No jornal «Público» escreveu, recentemente, um artigo intitulado «A 1.ª República – A conquista da cidadania» do qual publicamos um excerto:
«A Comunidade Israelita de Lisboa (CIL) obteria a sua legalização a 9 de Maio de 1912, através de um alvará do Governo Civil de Lisboa. Como o regime republicano facilitava a reorganização da CIL, foram criadas várias instituições: o Boletim (1912); a Associação de Estudos Hebraicos Ubá-le-Sion (1912), organização cultural sionista; a Biblioteca Israelita (1914); o Albergue Israelita (1916), antecessor do Hospital Israelita; a Federação Sionista de Portugal (1920); a associação Malakah Sionith (1915), fundada por Barros Basto no Porto; a Escola Israelita (1922), obra de Adolfo Benarus; o Hehaver (1925), organização juvenil sionista, que desempenharia importante acção de apoio aos refugiados durante a 2.ª Guerra Mundial.
A República também veio criar condições favoráveis à descoberta do fenómeno criptojudaico nas Beiras e Trás-os-Montes. Foi o judeu polaco e engenheiro de minas Samuel Schwarz, contratado em 1915 para vir trabalhar em Portugal, quem desencadeou a chamada «Obra do Resgate», dirigida, a partir de 1926, pelo capitão Barros Basto, republicano “dos quatro costados”, o responsável pelo ressurgimento e legalização da Comunidade Israelita do Porto em 1923, a construção da sinagoga Mekor Haim («Fonte da Vida»), inaugurada em 1938 e a fundação de várias comunidades judaicas (27 entre 1924 e 1934).» (excerto do artigo de Jorge Martins no jornal «Público».)
O excelente prefácio do livro, assinado por Miguel Real, aconselha à leitura da obra pela importância das suas investigações históricas:
«Pelos seus livros publicados, nomeadamente os três volumes de «Portugal e os Judeus» (2006) e a «Breve História dos Judeus em Portugal» (2009), Jorge Martins é hoje, indubitavelmente, o maior historiador português vivo do judaísmo.
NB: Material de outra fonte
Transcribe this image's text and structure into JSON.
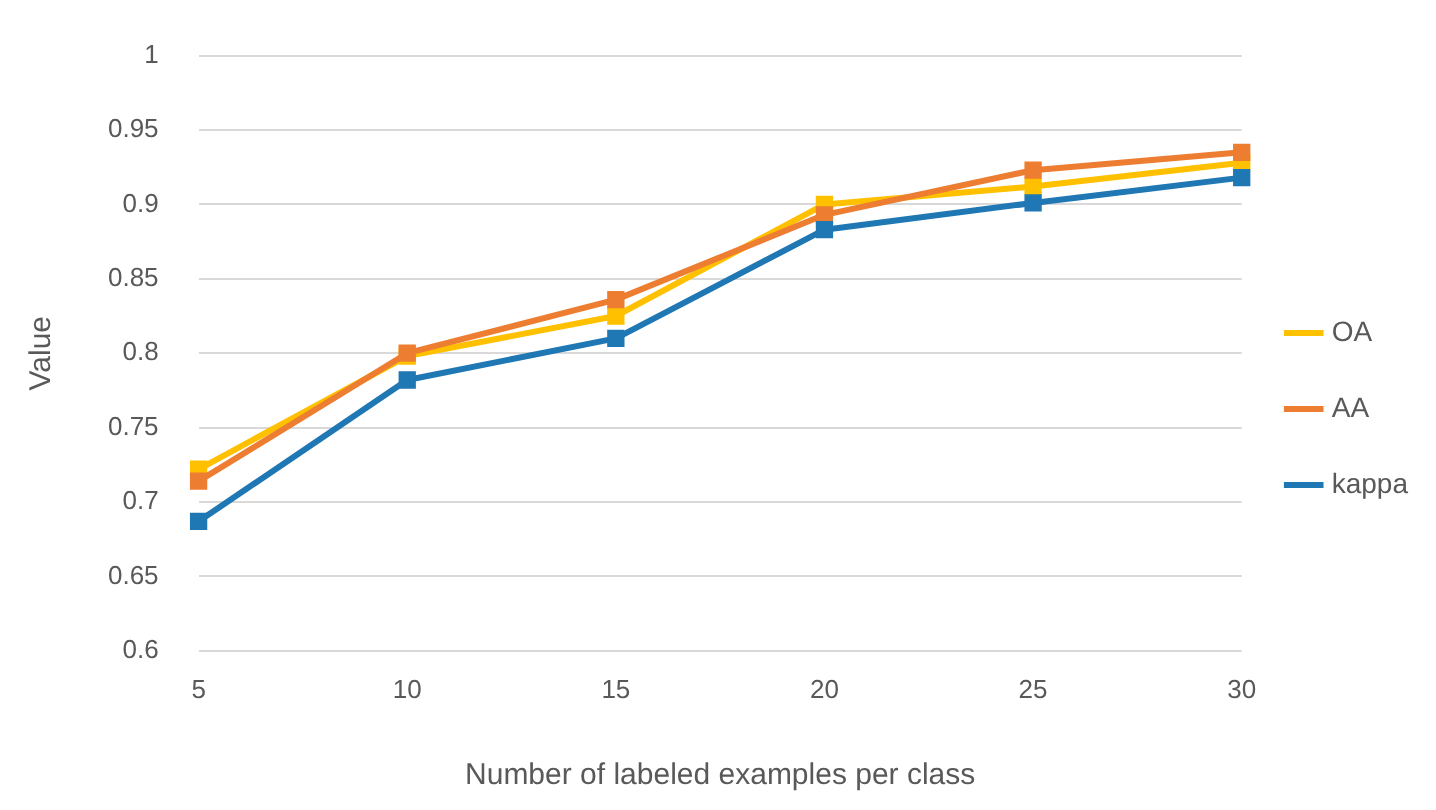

Não é de admirar, assim, que, em harmonia com as Comemorações do I Centenário da República, ora seja publicado o seu estudo «A República e os Judeus» (…)
No século XX, especialmente no tempo da I República, são exemplarmente estudados e realçados os casos dos projectos de colonização judaica de Moçambique e de Angola, que teriam mudado radicalmente a face económica e religiosa destas colónias portuguesas, elevando em muito o seu peso estratégico internacional, alterando porventura a totalidade subsequente da história portuguesa deste século (…)
Se, por via da política do confronto directo com as instituições católicas, existe claramente uma questão religiosa na I República, não existe, como o estudo de Jorge Martins o prova com clareza, uma questão religiosa com as comunidades judaicas portuguesas. Não existe, portanto, uma questão judaica na I República.
Um livro de aconselhável leitura nos 100 anos do aniversário da implantação da República.» (Prefácio de Miguel Real.)

Jorge Martins é professor, investigador do Centro de Estudos de História Contemporânea Portuguesa do ISCTE e cronista no Capeia Arraiana.

O Capeia Arraiana dá os parabéns a Jorge Martins por mais uma obra indispensável na História de Portugal.